将指定的client.cinder, client.glance和client.cinder-backup的keyring文件,添加到适当的节点:

# ceph auth get-or-create client.glance | ssh {your-glance-api-server} sudo tee /etc/ceph/ceph.client.glance.keyring
# ssh {your-glance-api-server} sudo chown glance:glance /etc/ceph/ceph.client.glance.keyring
# ceph auth get-or-create client.cinder | ssh {your-volume-server} sudo tee /etc/ceph/ceph.client.cinder.keyring
# ssh {your-cinder-volume-server} sudo chown cinder:cinder /etc/ceph/ceph.client.cinder.keyring
# ceph auth get-or-create client.cinder-backup | ssh {your-cinder-backup-server} sudo tee /etc/ceph/ceph.client.cinder-backup.keyring
# ssh {your-cinder-backup-server} sudo chown cinder:cinder /etc/ceph/ceph.client.cinder-backup.keyring

将cinder的keyring文件传到nova-compute节点:

ceph auth get-or-create client.cinder | ssh {your-nova-compute-server} sudo tee /etc/ceph/ceph.client.cinder.keyring

还需要将client.cinder用户的秘钥存储到libvirt中,因为libvirt进程需要使用这个秘钥访问cinder中的块设备:

ceph auth get-key client.cinder | ssh {your-compute-node} tee client.cinder.key

那么在Nova中需要要集成Ceph,则需要配置一下配置项:

# /etc/nova/nova.conf

[libvirt]
images_type = rbd
images_rbd_pool = volumes
images_rbd_ceph_conf = /etc/ceph/ceph.conf
rbd_user = cinder

Code

上面只是在配置中介绍了如何在OpenStack中继承了Ceph,下面我们针对代码层面,讲一下Nova中是如何与Ceph集成交互的。

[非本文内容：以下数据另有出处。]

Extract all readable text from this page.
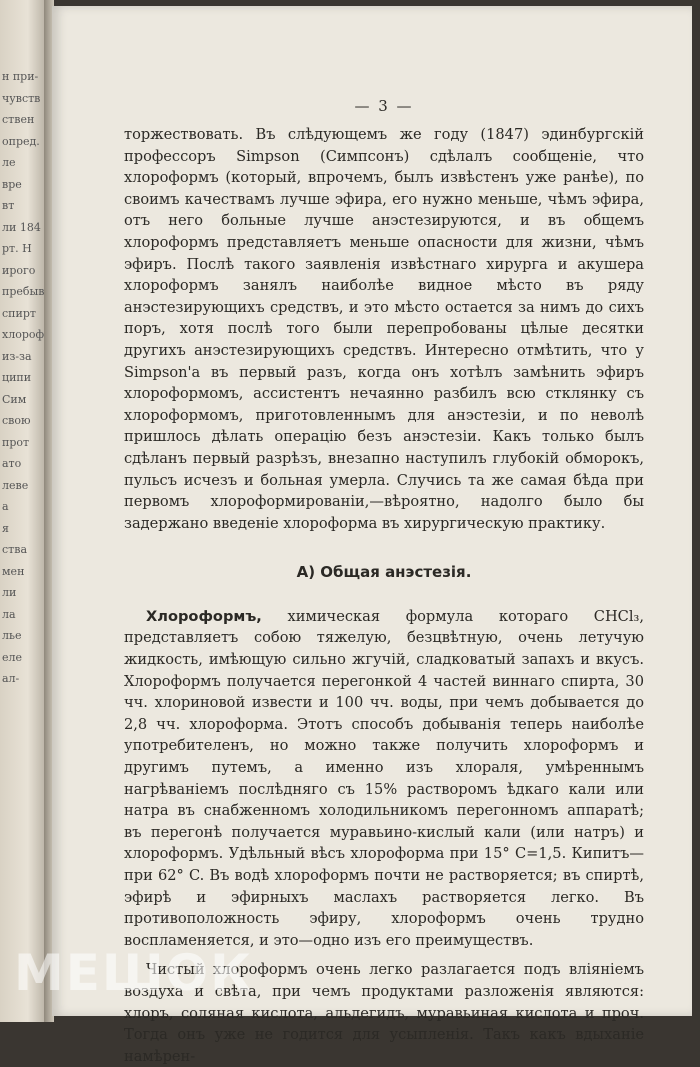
н при-
чувств
ствен
опред.
ле
вре
вт
ли 184
рт. Н
ирого
пребыв
спирт
хлороф
из-за
ципи
Сим
свою
прот
ато
леве
а
я
ства
мен
ли
ла
лье
еле
ал-
— 3 —

торжествовать. Въ слѣдующемъ же году (1847) эдинбургскій профессоръ Simpson (Симпсонъ) сдѣлалъ сообщеніе, что хлороформъ (который, впрочемъ, былъ извѣстенъ уже ранѣе), по своимъ качествамъ лучше эфира, его нужно меньше, чѣмъ эфира, отъ него больные лучше анэстезируются, и въ общемъ хлороформъ представляетъ меньше опасности для жизни, чѣмъ эфиръ. Послѣ такого заявленія извѣстнаго хирурга и акушера хлороформъ занялъ наиболѣе видное мѣсто въ ряду анэстезирующихъ средствъ, и это мѣсто остается за нимъ до сихъ поръ, хотя послѣ того были перепробованы цѣлые десятки другихъ анэстезирующихъ средствъ. Интересно отмѣтить, что у Simpson'а въ первый разъ, когда онъ хотѣлъ замѣнить эфиръ хлороформомъ, ассистентъ нечаянно разбилъ всю стклянку съ хлороформомъ, приготовленнымъ для анэстезіи, и по неволѣ пришлось дѣлать операцію безъ анэстезіи. Какъ только былъ сдѣланъ первый разрѣзъ, внезапно наступилъ глубокій обморокъ, пульсъ исчезъ и больная умерла. Случись та же самая бѣда при первомъ хлороформированіи,—вѣроятно, надолго было бы задержано введеніе хлороформа въ хирургическую практику.

А) Общая анэстезія.

Хлороформъ, химическая формула котораго CHCl₃, представляетъ собою тяжелую, безцвѣтную, очень летучую жидкость, имѣющую сильно жгучій, сладковатый запахъ и вкусъ. Хлороформъ получается перегонкой 4 частей виннаго спирта, 30 чч. хлориновой извести и 100 чч. воды, при чемъ добывается до 2,8 чч. хлороформа. Этотъ способъ добыванія теперь наиболѣе употребителенъ, но можно также получить хлороформъ и другимъ путемъ, а именно изъ хлораля, умѣреннымъ нагрѣваніемъ послѣдняго съ 15% растворомъ ѣдкаго кали или натра въ снабженномъ холодильникомъ перегонномъ аппаратѣ; въ перегонѣ получается муравьино-кислый кали (или натръ) и хлороформъ. Удѣльный вѣсъ хлороформа при 15° C=1,5. Кипитъ—при 62° C. Въ водѣ хлороформъ почти не растворяется; въ спиртѣ, эфирѣ и эфирныхъ маслахъ растворяется легко. Въ противоположность эфиру, хлороформъ очень трудно воспламеняется, и это—одно изъ его преимуществъ.

Чистый хлороформъ очень легко разлагается подъ вліяніемъ воздуха и свѣта, при чемъ продуктами разложенія являются: хлоръ, соляная кислота, альдегидъ, муравьиная кислота и проч. Тогда онъ уже не годится для усыпленія. Такъ какъ вдыханіе намѣрен-

МЕШОК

首先,在OpenStack中,使用的是librbd的python module来操作的——

连接到RADOS,并打开一个IO context:

import rados
import rbd

cluster = rados.Rados(rados_id='cinder', conffile='/etc/ceph/ceph.conf')
cluster.conf_set('key','AQBkfUldodI2NBAAJcf7VnwebGWc1YNH0Njisg==')
cluster.connect()
ioctx = cluster.open_ioctx('volumes')

初始化一个RBD对象,创建image:

rbd_inst = rbd.RBD()
size = 1 * 1024**3  # 1 GiB
rbd_inst.create(ioctx, 'f-test-librbd', size)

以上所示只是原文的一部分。